Thinking Anew – Bringing good news to the oppressed
Isaiah takes a universalist view: God’s covenant with Israel is inclusive of all nations and peoples.
Joseph and the Amazing Technicolour Dreamcoat is a musical with lyrics by Tim Rice and music by Andrew Lloyd Webber based on the “coat of many colours” story about Joseph in the Bible. Some will dismiss such ancient stories as irrelevant in today’s world but if we look more deeply we will discover there are treasures to be found and lessons learnt.
One of the burning issues of our time – immigration – has been a source of political instability and social unrest in many countries. We may see it as a recent phenomenon, but peoples have been on the move since the beginning of human history, usually because of war or economic necessity.
We know this from our own 19th-century history, when famine forced hundreds of thousands of desperate people to flee starvation as countless others died.
According to the Bible, the semi-nomadic tribe or family of Jacob, Joseph’s father, settled as immigrants in Egypt, in the land of Goshen, a fertile area in the eastern part of the Nile Delta because their traditional homelands could no longer sustain them.
We know from records of the period that Egypt with its strong economy and substantial food reserves was generous to such people.
A frontier official, for example, about 1350 BC informed the pharaoh that some nomads “who knew not how they should live have come begging a home in the domain of pharaoh”.

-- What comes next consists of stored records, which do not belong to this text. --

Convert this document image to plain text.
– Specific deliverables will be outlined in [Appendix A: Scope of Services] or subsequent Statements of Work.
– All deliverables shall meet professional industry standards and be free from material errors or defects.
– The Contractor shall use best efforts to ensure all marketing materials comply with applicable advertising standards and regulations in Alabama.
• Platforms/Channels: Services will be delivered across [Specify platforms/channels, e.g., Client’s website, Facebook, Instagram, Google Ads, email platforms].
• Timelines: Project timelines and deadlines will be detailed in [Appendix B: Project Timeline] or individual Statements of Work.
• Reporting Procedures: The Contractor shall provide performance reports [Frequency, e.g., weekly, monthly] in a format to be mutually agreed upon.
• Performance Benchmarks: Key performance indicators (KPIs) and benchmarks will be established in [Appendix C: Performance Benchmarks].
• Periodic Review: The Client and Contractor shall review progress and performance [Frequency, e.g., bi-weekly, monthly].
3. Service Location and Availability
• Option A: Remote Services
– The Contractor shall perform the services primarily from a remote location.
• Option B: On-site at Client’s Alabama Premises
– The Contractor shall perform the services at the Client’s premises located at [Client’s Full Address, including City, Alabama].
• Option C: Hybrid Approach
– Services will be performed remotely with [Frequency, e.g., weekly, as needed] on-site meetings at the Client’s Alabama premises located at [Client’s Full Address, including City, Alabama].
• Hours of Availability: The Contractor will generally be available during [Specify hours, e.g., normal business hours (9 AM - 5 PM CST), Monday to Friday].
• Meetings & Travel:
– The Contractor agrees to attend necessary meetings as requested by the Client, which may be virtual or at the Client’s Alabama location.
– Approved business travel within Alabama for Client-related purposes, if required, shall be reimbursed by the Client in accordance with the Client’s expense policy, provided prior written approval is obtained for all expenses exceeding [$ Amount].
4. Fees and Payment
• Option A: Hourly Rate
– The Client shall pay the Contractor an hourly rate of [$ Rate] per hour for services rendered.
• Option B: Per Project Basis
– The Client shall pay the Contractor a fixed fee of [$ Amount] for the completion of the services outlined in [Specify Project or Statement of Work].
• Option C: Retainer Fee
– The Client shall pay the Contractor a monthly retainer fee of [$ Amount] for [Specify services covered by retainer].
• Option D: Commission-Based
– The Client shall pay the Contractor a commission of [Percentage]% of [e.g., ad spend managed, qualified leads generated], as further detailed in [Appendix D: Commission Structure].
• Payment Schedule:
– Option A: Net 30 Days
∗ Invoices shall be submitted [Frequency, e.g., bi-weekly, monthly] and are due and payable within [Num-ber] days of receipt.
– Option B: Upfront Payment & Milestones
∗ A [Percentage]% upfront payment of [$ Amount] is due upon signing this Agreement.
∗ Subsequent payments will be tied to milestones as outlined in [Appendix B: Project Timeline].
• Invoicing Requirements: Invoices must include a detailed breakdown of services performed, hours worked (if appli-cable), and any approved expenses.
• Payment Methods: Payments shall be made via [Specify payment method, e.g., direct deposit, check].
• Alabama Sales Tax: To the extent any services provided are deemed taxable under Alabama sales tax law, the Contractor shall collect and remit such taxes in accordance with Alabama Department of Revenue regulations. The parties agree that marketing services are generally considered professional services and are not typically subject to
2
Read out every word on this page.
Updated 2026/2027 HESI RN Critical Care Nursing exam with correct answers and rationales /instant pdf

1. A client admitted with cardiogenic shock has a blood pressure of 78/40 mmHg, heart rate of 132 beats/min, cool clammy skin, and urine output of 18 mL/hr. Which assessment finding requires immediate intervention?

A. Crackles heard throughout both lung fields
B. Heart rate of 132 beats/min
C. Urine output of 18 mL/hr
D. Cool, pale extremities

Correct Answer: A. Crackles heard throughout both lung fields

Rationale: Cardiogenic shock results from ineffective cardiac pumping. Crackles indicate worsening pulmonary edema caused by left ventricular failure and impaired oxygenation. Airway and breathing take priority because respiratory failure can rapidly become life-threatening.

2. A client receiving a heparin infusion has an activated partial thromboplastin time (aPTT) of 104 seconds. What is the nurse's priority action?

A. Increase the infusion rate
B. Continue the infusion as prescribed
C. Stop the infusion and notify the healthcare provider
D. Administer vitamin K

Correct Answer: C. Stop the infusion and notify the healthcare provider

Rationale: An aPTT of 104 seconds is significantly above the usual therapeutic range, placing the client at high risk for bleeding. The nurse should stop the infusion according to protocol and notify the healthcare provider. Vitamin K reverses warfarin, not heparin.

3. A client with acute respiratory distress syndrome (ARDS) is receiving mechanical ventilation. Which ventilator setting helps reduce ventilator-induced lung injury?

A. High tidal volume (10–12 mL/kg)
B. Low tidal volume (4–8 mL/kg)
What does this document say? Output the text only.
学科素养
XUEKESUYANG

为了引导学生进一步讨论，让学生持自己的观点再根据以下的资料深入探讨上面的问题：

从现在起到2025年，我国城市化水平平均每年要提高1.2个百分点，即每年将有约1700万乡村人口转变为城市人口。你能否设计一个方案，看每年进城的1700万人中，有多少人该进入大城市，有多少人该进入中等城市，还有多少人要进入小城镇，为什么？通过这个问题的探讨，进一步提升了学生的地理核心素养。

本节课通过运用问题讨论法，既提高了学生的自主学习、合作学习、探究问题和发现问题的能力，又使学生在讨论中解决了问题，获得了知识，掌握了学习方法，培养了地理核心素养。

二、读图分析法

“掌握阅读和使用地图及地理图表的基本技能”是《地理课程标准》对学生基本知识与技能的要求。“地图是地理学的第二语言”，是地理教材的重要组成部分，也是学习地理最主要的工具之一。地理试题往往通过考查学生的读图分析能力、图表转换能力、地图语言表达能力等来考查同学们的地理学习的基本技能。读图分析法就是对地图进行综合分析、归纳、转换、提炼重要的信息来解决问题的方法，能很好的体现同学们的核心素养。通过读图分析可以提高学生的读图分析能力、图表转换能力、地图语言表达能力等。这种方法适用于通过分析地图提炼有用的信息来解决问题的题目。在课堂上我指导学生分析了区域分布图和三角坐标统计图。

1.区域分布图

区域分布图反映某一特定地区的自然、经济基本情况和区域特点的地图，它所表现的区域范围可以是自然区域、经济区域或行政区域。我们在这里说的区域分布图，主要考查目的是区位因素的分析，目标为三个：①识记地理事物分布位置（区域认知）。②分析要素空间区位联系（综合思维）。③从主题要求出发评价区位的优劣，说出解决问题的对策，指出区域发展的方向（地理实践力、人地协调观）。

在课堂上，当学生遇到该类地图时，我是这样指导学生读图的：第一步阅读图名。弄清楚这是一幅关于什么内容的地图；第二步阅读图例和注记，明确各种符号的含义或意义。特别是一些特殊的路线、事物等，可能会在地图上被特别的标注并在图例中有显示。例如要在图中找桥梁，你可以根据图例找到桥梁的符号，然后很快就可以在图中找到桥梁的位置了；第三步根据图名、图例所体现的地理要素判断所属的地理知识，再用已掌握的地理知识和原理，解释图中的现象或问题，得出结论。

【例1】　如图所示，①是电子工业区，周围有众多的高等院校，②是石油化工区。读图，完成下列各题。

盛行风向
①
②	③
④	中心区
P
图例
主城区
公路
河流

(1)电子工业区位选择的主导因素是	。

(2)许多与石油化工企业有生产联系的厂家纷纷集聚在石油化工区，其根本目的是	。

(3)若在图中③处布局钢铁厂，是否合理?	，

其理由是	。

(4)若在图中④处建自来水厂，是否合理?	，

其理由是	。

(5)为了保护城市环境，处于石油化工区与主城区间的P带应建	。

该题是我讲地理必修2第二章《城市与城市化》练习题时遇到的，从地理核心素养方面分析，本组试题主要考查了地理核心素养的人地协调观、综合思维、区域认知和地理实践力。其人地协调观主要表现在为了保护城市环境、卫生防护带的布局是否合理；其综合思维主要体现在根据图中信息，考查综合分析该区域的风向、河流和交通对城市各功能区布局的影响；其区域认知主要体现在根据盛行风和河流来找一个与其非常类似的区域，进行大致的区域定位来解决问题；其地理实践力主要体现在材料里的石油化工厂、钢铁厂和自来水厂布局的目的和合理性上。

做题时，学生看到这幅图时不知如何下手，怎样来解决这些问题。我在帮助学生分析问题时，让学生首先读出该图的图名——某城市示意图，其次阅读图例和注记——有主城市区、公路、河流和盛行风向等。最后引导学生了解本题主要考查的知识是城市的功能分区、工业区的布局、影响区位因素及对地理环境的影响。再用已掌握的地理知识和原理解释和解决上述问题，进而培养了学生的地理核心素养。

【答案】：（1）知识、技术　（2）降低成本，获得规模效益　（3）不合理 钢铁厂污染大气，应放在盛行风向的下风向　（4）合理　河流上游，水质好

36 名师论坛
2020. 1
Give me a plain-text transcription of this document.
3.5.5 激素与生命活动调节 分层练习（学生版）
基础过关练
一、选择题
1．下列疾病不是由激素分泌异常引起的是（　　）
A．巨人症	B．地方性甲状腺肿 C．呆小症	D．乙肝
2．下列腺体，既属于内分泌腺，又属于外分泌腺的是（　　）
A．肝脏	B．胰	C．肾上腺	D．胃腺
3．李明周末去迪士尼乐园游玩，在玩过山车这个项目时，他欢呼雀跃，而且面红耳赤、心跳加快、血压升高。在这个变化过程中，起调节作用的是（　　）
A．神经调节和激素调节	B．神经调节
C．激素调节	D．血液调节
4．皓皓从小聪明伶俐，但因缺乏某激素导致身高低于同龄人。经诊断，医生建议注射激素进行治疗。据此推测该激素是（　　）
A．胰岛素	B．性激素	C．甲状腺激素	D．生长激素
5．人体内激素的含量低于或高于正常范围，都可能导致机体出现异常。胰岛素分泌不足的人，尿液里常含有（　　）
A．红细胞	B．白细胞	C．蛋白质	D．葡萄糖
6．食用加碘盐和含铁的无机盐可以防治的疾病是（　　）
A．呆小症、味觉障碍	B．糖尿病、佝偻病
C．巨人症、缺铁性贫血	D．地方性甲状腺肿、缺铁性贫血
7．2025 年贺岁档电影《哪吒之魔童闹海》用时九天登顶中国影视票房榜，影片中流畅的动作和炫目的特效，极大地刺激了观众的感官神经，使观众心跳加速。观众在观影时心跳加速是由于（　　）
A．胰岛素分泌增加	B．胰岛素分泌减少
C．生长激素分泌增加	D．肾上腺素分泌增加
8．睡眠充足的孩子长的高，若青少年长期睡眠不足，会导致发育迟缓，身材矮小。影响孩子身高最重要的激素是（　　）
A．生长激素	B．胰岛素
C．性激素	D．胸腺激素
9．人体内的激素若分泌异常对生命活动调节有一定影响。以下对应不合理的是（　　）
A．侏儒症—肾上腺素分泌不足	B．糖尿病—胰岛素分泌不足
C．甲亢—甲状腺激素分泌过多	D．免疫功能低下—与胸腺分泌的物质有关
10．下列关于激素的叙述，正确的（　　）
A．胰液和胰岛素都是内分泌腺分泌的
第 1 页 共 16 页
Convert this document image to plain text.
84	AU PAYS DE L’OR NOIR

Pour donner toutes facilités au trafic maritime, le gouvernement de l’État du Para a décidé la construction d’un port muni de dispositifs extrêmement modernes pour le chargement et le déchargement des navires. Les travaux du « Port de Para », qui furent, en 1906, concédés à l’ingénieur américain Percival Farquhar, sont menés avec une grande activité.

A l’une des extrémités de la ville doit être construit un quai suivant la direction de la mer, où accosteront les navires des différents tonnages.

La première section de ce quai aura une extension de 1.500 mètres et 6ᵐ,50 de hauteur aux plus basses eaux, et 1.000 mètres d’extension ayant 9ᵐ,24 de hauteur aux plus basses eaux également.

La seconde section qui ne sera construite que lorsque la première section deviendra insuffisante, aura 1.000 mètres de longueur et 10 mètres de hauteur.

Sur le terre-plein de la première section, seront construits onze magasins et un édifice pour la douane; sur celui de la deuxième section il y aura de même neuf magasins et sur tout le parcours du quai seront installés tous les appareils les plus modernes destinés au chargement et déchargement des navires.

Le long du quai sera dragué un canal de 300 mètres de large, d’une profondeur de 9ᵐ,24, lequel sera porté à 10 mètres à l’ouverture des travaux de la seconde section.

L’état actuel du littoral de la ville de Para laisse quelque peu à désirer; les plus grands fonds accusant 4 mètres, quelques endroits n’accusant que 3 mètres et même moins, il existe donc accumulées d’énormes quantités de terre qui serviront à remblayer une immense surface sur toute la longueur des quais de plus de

Later, under a new regime the welcome was replaced by slave labour thus setting the stage for the Exodus led by Moses, an event that has inspired freedom movements ever since, notably in 20th-century America and South Africa.
Tomorrow’s Old Testament reading is from that part of the Book of Isaiah dating from the return of the Israelites from another exile.
It reads: “The spirit of the Lord God is upon me, because the Lord has anointed me; he has sent me to bring good news to the oppressed, to bind up the broken-hearted, to proclaim liberty to the captives, and release to the prisoners.”
There are racial and religious undertones in these words because the returning exiles did not return to an empty land.
Many of their own people, mostly the poor who were spared exile, had integrated with other races or tribes and adopted their beliefs and customs.
As a result, the priest Ezra called for the break-up of interracial and interreligious marriages in order to restore Hebrew purity laws.
Isaiah takes a different, universalist view: God’s covenant with Israel is inclusive of all nations and peoples.
The same concerns about religion and culture are expressed in Europe and America today by those opposed to immigration from Africa and elsewhere.
Identity and culture are real issues. These are complex and sensitive matters but Christians have been given clear guidance by Jesus in word and action.
When he was invited to read in the synagogue he chose this passage from Isaiah, and so made Isaiah’s inclusive language his own.
In his book Hope and Suffering, Archbishop Desmond Tutu, writing with the Exodus, in mind said this: “God showed himself there as a saving God, as a doing, an active kind of God, not one who was fond of delivering eloquent speeches, but as a gracious God (they did not deserve to be saved, they could not merit being saved); and he showed himself to be a God of liberation, the great Exodus God, who took the side of the oppressed, the exploited ones, the downtrodden, the marginalised ones. He was no fence-sitter. He took sides against the powerful on behalf of the widow, the orphan and the alien – classes of people who were often at the back of the queue, at the bottom of the pile. The God of Abraham, Isaac and Jacob, the God of our Fathers, the Father of our Lord Jesus Christ was known then first as the God of the Exodus, the Liberator God, and the theme of setting free, of rescuing captives or those who have been kidnapped, is one that runs through the Bible as the golden thread.”